The pharmaceutical composition according to claim 22, wherein the DDR1-related disease is a cancer, and the cancer is lung cancer, breast cancer, esophageal cancer, head and neck cancer, liver cancer, prostate cancer, lymphoma, leukemia, melanoma, pancreas cancer, neuroblastoma, glioma, colon cancer, renal cell carcinoma, thyroid cancer, stomach cancer, bladder cancer, ovarian cancer, endometrial cancer, brain tumor, or sarcoma.

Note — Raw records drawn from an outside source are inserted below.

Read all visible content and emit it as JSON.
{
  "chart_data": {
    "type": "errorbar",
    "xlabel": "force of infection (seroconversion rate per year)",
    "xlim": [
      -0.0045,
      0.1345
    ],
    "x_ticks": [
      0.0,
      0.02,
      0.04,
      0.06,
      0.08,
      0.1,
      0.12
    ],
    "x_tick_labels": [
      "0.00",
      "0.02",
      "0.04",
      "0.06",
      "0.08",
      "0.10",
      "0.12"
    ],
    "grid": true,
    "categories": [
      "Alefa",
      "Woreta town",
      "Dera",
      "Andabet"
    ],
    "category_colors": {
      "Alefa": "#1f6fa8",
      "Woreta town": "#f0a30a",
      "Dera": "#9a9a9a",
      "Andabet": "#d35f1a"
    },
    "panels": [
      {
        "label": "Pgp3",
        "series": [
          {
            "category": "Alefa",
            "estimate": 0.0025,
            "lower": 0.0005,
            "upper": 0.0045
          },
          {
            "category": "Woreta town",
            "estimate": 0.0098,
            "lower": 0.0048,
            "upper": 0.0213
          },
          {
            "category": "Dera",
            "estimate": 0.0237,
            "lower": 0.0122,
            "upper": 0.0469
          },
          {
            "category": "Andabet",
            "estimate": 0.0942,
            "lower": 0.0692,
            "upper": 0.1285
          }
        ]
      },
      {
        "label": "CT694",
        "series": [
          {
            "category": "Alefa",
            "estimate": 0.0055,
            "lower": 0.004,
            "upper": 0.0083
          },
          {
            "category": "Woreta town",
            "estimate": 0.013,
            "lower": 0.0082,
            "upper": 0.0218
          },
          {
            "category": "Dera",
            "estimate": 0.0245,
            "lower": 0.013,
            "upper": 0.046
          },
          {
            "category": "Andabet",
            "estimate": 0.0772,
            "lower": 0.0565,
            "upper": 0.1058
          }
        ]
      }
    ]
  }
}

The pharmaceutical composition according to claim 22, wherein the DDR1-related disease is a kidney disease, and the kidney disease is acute kidney failure, chronic kidney failure, renal fibrosis, diabetic nephropathy, membranoproliferative glomerulonephritis, mesangial proliferative nephritis, interstitial nephritis, lupus nephritis, amyloid kidney, pyelonephritis, crescentic glomerulonephritis, glomerular nephritis, membranous nephropathy, IgA nephropathy, focal glomerulosclerosis, hypertensive nephrosclerosis, Alport syndrome, Goodpasture′s syndrome, or nephrotic nephritis.
A method for preventing and/or treating a DDR1-related disease, comprising administering an effective amount of the compound of any one of claims 1 to 19, a salt thereof, a solvate thereof, an N-oxide thereof, or a prodrug of these to a mammal.
A compound of any one of claims 1 to 19 or a salt thereof for use in prevention and/or treatment of a DDR1-related disease.
Use of a compound of any one of claims 1 to 19 or a salt thereof for production of a preventive and/or therapeutic agent for a DDR1-related disease.